Ahlquist et al. reported sensitivity at 87% and specificity at 93% for methylated BMP3/NDRG4/VIM/TFPI2 in stool DNA samples. In other study, Ahlquist et al. showed the sensitivity 85% and specificity 89% for VIM/NDRG4/BMP3/TFPI2 genes for stool specimens Based on these studies and further investigations ColoGaurd™ kit was designed (Zhai et al. 2016).

The specificity degree of BMP3 methylation (of colorectal cancerous cells) in stool or plasma is influenced by the BMP3 methylation status of background normal DNA. The specificity and sensitivity of BMP3 methylation (of cancerous cells) has been only studied in stool and tissue and there is no evidence for plasma. To address this issue, the authors studied the plasma BMP3 DNA methylation.

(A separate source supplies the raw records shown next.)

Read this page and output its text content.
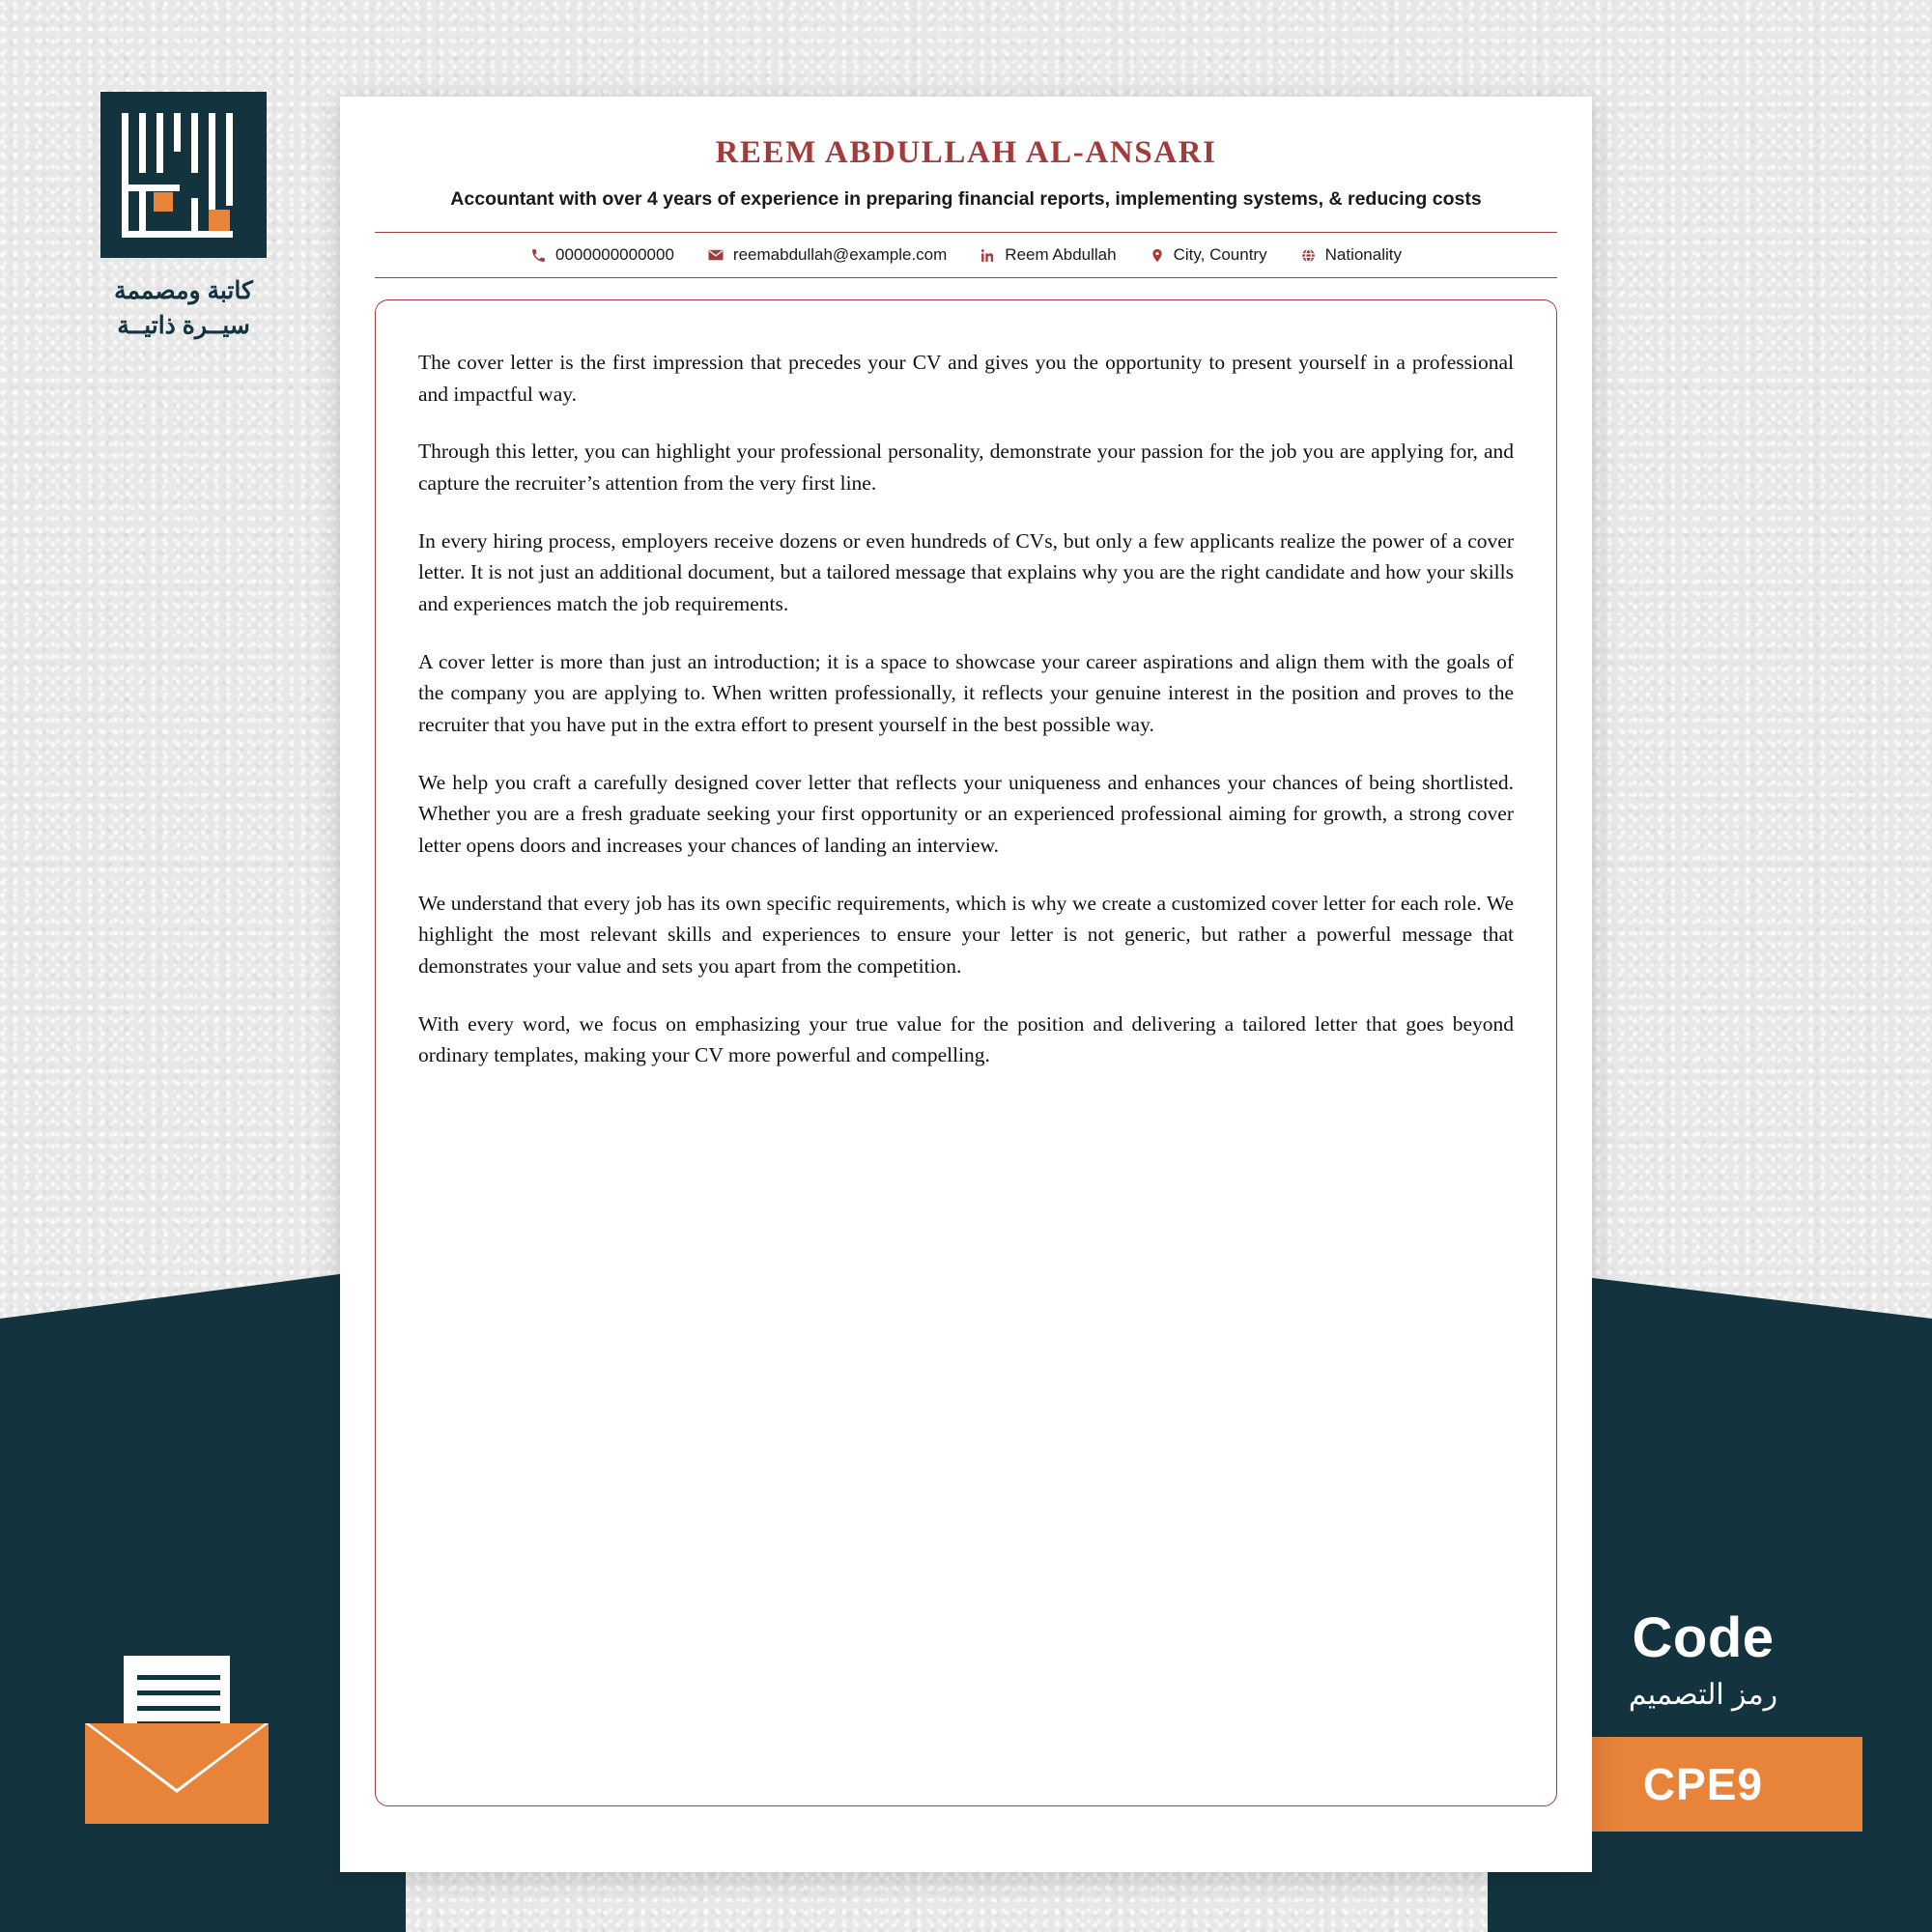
كاتبة ومصممة
سيــرة ذاتيــة
Code
رمز التصميم
CPE9
REEM ABDULLAH AL-ANSARI
Accountant with over 4 years of experience in preparing financial reports, implementing systems, & reducing costs
0000000000000	reemabdullah@example.com	Reem Abdullah	City, Country	Nationality

The cover letter is the first impression that precedes your CV and gives you the opportunity to present yourself in a professional and impactful way.

Through this letter, you can highlight your professional personality, demonstrate your passion for the job you are applying for, and capture the recruiter’s attention from the very first line.

In every hiring process, employers receive dozens or even hundreds of CVs, but only a few applicants realize the power of a cover letter. It is not just an additional document, but a tailored message that explains why you are the right candidate and how your skills and experiences match the job requirements.

A cover letter is more than just an introduction; it is a space to showcase your career aspirations and align them with the goals of the company you are applying to. When written professionally, it reflects your genuine interest in the position and proves to the recruiter that you have put in the extra effort to present yourself in the best possible way.

We help you craft a carefully designed cover letter that reflects your uniqueness and enhances your chances of being shortlisted. Whether you are a fresh graduate seeking your first opportunity or an experienced professional aiming for growth, a strong cover letter opens doors and increases your chances of landing an interview.

We understand that every job has its own specific requirements, which is why we create a customized cover letter for each role. We highlight the most relevant skills and experiences to ensure your letter is not generic, but rather a powerful message that demonstrates your value and sets you apart from the competition.

With every word, we focus on emphasizing your true value for the position and delivering a tailored letter that goes beyond ordinary templates, making your CV more powerful and compelling.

The relatively low sensitivity in this study could be due to different reasons. First, the very low concentration and fragmented cfDNA in plasma. Second, cfDNA with genetic and epigenetic alterations can be mixed by normal free DNA, released in the bloodstream (1.0% of total cfDNA) (Danese et al. 2015; Diaz and Bardelli 2014). Third, tumors, themselves are a mixture of different cancer cell clones (inter-tumoral heterogeneity) which could lead to more complexity (Kamat et al. 2006). Fourth, having a large number of potential heteroduplexes generated by heterogeneous methylated CpG-rich amplicons is a challenge in BSP-HRM. It is difficult to compare the multifaceted melting HRM profile of heterogeneous methylated DNA samples with homogenous methylated and unmethylated controls.

In conclusion, our results demonstrated that BMP3 DNA methylation in plasma had not have sufficient sensitivity and it should be used in combination with other biomarkers for the detection of CRC.